Un camouflet pour les dirigeants américains
Chacun savait que, si Tommie Smith et John Carlos se retrouvaient sur le podium, il se passerait quelque chose. Les organisateurs exercèrent des pressions, mais sans succès. Et le 16 octobre, devant des millions de téléspectateurs, les deux athlètes levèrent leur poing ganté ; le troisième finaliste, l'Australien Peter Norman, monta sur le podium avec le badge du comité, en solidarité avec les athlètes noirs. Un peu après, Tommie Smith expliqua que le poing levé et la paire de gants noirs partagée avec John Carlos signifiaient " le pouvoir et l'unité des Noirs américains ".
La réaction du comité olympique américain fut immédiate : les deux athlètes furent suspendus de l'équipe et durent quitter le village dans les quarante-huit heures, tandis qu'on menaçait de sanctions les sportifs qui auraient le même comportement, ce qui eut pour conséquence d'amplifier la colère des athlètes noirs et aussi d'athlètes blancs. Les jours suivants, plusieurs sportifs noirs manifestèrent sur le podium. Mais, à l'inverse, il y eut aussi un geste du boxeur George Foreman en faveur du " pouvoir... des États-Unis ".
La révolte des athlètes noirs, un épisode parmi beaucoup d'autres du mouvement de protestation de la communauté noire, frappa l'opinion car elle constituait un camouflet à la face de la plus grande puissance mondiale, qui assénait des leçons de démocratie au monde entier mais se comportait avec sa population noire à peine mieux que du temps de l'esclavage.
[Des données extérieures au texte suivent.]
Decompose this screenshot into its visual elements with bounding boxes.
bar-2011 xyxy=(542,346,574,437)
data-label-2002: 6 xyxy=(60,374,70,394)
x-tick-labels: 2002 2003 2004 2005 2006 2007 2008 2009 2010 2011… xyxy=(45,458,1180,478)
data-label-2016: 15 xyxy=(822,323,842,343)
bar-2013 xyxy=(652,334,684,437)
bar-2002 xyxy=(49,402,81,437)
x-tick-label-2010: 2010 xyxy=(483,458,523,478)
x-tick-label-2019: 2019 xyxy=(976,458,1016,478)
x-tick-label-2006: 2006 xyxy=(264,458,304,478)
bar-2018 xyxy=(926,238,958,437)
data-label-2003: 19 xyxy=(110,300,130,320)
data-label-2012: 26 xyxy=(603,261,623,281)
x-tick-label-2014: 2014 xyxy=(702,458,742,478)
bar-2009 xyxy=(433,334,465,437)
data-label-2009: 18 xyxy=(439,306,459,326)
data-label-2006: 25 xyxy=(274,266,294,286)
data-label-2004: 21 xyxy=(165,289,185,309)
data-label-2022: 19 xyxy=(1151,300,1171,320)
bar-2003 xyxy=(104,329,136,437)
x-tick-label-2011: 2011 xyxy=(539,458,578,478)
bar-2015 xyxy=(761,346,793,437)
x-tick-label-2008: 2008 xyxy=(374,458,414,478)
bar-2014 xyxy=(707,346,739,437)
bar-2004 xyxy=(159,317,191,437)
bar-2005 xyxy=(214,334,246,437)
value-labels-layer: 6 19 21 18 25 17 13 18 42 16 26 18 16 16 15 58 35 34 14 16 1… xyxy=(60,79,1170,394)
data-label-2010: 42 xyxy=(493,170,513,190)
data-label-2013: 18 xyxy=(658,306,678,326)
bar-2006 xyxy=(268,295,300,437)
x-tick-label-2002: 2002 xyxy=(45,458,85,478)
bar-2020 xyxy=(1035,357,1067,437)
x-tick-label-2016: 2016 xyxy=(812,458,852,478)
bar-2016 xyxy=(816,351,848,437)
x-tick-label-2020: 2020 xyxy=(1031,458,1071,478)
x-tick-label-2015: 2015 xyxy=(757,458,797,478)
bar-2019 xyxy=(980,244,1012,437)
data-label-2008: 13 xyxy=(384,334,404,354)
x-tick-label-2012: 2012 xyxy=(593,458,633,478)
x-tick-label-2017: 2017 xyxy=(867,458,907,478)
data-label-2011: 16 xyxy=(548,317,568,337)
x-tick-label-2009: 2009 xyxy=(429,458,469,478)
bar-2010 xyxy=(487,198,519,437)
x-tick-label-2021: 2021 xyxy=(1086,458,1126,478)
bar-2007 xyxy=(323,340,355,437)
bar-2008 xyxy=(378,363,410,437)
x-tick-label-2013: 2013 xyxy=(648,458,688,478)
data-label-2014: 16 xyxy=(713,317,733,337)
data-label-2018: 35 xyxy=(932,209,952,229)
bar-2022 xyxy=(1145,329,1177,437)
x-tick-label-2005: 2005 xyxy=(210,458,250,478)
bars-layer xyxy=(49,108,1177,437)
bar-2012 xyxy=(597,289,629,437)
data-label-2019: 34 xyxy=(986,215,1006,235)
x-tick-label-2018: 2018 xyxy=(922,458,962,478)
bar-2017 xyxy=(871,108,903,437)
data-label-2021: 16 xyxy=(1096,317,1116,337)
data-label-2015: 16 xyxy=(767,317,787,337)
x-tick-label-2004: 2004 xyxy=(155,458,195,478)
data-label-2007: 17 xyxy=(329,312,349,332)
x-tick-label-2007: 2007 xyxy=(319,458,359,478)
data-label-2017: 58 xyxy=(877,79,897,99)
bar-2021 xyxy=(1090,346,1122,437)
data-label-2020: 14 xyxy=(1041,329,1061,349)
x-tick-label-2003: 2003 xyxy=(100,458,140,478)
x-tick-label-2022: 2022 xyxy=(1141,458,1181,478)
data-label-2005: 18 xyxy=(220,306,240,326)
Dans les années qui suivirent, l'État américain parvint à désamorcer la contestation explosive que représentait le mouvement noir. Il le fit, bien sûr, en réprimant les militants noirs les plus radicaux, mais la profondeur du mouvement l'obligea aussi à faire des concessions. Sans disparaître complètement, les aspects les plus racistes de la société américaine eurent tendance au moins à s'estomper. Cela eut pour conséquence d'ouvrir à des Noirs l'accès à des postes, des activités ou des responsabilités réservés jusqu'alors aux Blancs, y compris peut-être - on le saura bientôt - le fauteuil de la présidence des États-Unis.